Hernandez Ivan, Jin Kyongyun Claire, Yang Yicheng, Konttinen Olivia, Lantz Alexandra, Zhao Yifan, Squire Ian, Pettus Thomas R R, Reich Norbert O
The Department of Chemistry and Biochemistry, University of California, Santa Barbara, California 93106-9510, United States.
Biomolecular Science and Engineering, University of California, Santa Barbara, California 93106-9510, United States.
ACS Omega. 2025 Apr 9;10(15):15775-15780. doi: 10.1021/acsomega.5c01540. eCollection 2025 Apr 22.
Cell-cycle-regulated methyltransferase (CcrM) plays a crucial role in regulating important cellular processes that are essential for proper cell division and growth; disruptions of these processes can attenuate the bacteria's viability. Notably, CcrM homologs are present across a set of diverse human pathogens, suggesting that selective inhibition of CcrM over human DNA methyltransferases (DNMT's) could offer a new strategy for combating human bacterial pathogens, leading to the development of novel antibiotics. Herein, we report the screening of two open-access chemical libraries-the National Cancer Institute Developmental Therapeutic Program Diversity Set VII and Medicines for Malaria Venture Global Health Priority Box-and identified four structurally diverse inhibitors of CcrM. Among these, two inhibitors displayed both micromolar affinity and high selectivity for CcrM over human DNA methyltransferase 3A, highlighting their potential as leads for a new class of antibiotics.
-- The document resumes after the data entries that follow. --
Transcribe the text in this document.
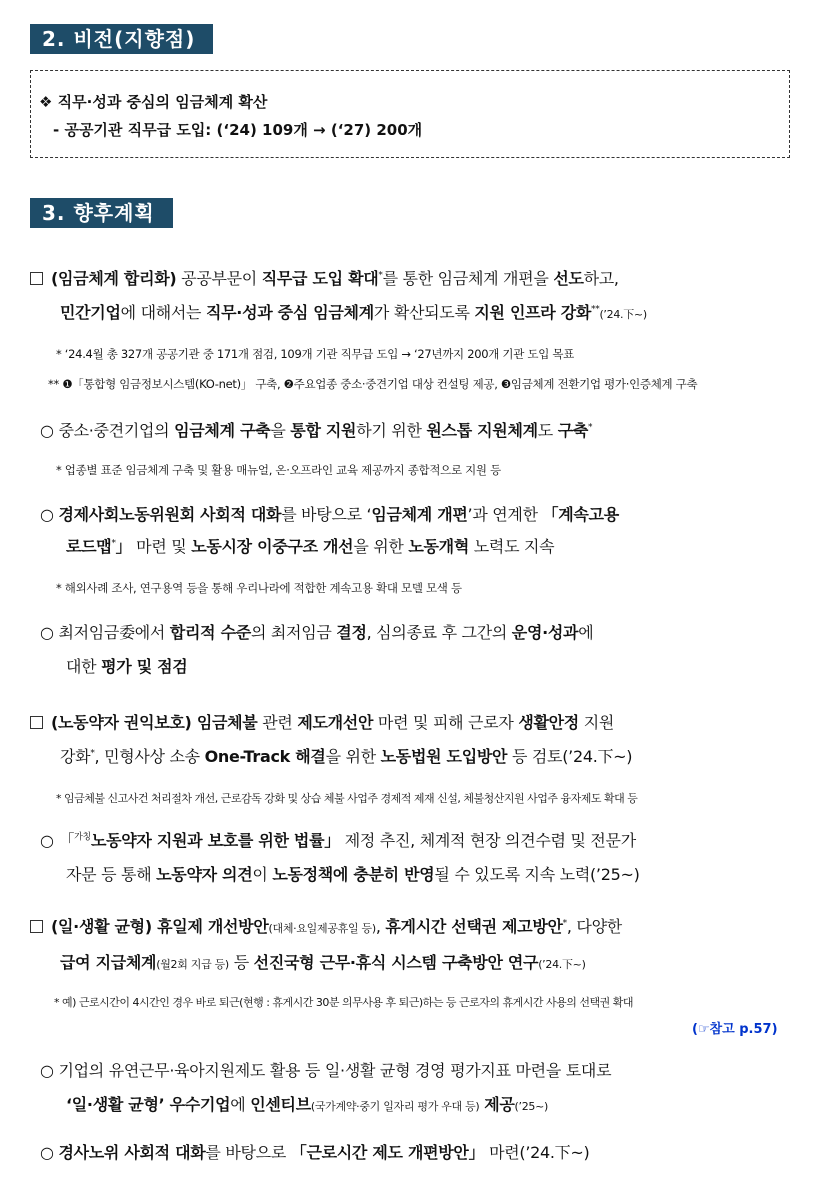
2. 비전(지향점)
❖ 직무·성과 중심의 임금체계 확산
- 공공기관 직무급 도입: (‘24) 109개 → (‘27) 200개
3. 향후계획
(임금체계 합리화) 공공부문이 직무급 도입 확대*를 통한 임금체계 개편을 선도하고,
민간기업에 대해서는 직무·성과 중심 임금체계가 확산되도록 지원 인프라 강화**(’24.下~)
* ‘24.4월 총 327개 공공기관 중 171개 점검, 109개 기관 직무급 도입 → ‘27년까지 200개 기관 도입 목표
** ❶「통합형 임금정보시스템(KO-net)」 구축, ❷주요업종 중소·중견기업 대상 컨설팅 제공, ❸임금체계 전환기업 평가·인증체계 구축
○ 중소·중견기업의 임금체계 구축을 통합 지원하기 위한 원스톱 지원체계도 구축*
* 업종별 표준 임금체계 구축 및 활용 매뉴얼, 온·오프라인 교육 제공까지 종합적으로 지원 등
○ 경제사회노동위원회 사회적 대화를 바탕으로 ‘임금체계 개편’과 연계한 「계속고용
로드맵*」 마련 및 노동시장 이중구조 개선을 위한 노동개혁 노력도 지속
* 해외사례 조사, 연구용역 등을 통해 우리나라에 적합한 계속고용 확대 모델 모색 등
○ 최저임금委에서 합리적 수준의 최저임금 결정, 심의종료 후 그간의 운영·성과에
대한 평가 및 점검
(노동약자 권익보호) 임금체불 관련 제도개선안 마련 및 피해 근로자 생활안정 지원
강화*, 민형사상 소송 One-Track 해결을 위한 노동법원 도입방안 등 검토(’24.下~)
* 임금체불 신고사건 처리절차 개선, 근로감독 강화 및 상습 체불 사업주 경제적 제재 신설, 체불청산지원 사업주 융자제도 확대 등
○ 「$^{가칭}$노동약자 지원과 보호를 위한 법률」 제정 추진, 체계적 현장 의견수렴 및 전문가
자문 등 통해 노동약자 의견이 노동정책에 충분히 반영될 수 있도록 지속 노력(’25~)
(일·생활 균형) 휴일제 개선방안(대체·요일제공휴일 등), 휴게시간 선택권 제고방안*, 다양한
급여 지급체계(월2회 지급 등) 등 선진국형 근무·휴식 시스템 구축방안 연구(’24.下~)
* 예) 근로시간이 4시간인 경우 바로 퇴근(현행 : 휴게시간 30분 의무사용 후 퇴근)하는 등 근로자의 휴게시간 사용의 선택권 확대
(☞참고 p.57)
○ 기업의 유연근무·육아지원제도 활용 등 일·생활 균형 경영 평가지표 마련을 토대로
‘일·생활 균형’ 우수기업에 인센티브(국가계약·중기 일자리 평가 우대 등) 제공(’25~)
○ 경사노위 사회적 대화를 바탕으로 「근로시간 제도 개편방안」 마련(’24.下~)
细胞周期调控甲基转移酶(CcrM)在调节对细胞正常分裂和生长至关重要的重要细胞过程中起着关键作用;这些过程的破坏会削弱细菌的活力。值得注意的是,CcrM 同源物存在于一系列不同的人类病原体中,这表明对 CcrM 的选择性抑制相对于人类 DNA 甲基转移酶(DNMT)而言,可能为对抗人类细菌病原体提供一种新策略,从而推动新型抗生素的开发。在此,我们报告了对两个开放获取化学文库——美国国立癌症研究所(National Cancer Institute)的发展治疗计划多样性集 VII(Developmental Therapeutic Program Diversity Set VII)和疟疾药物事业组织(Medicines for Malaria Venture)的全球健康优先药物库(Global Health Priority Box)——的筛选,并鉴定出了四种结构不同的 CcrM 抑制剂。其中,两种抑制剂对 CcrM 表现出微摩尔亲和力且相对于人类 DNA 甲基转移酶 3A 具有高选择性,突出了它们作为新型抗生素先导物的潜力。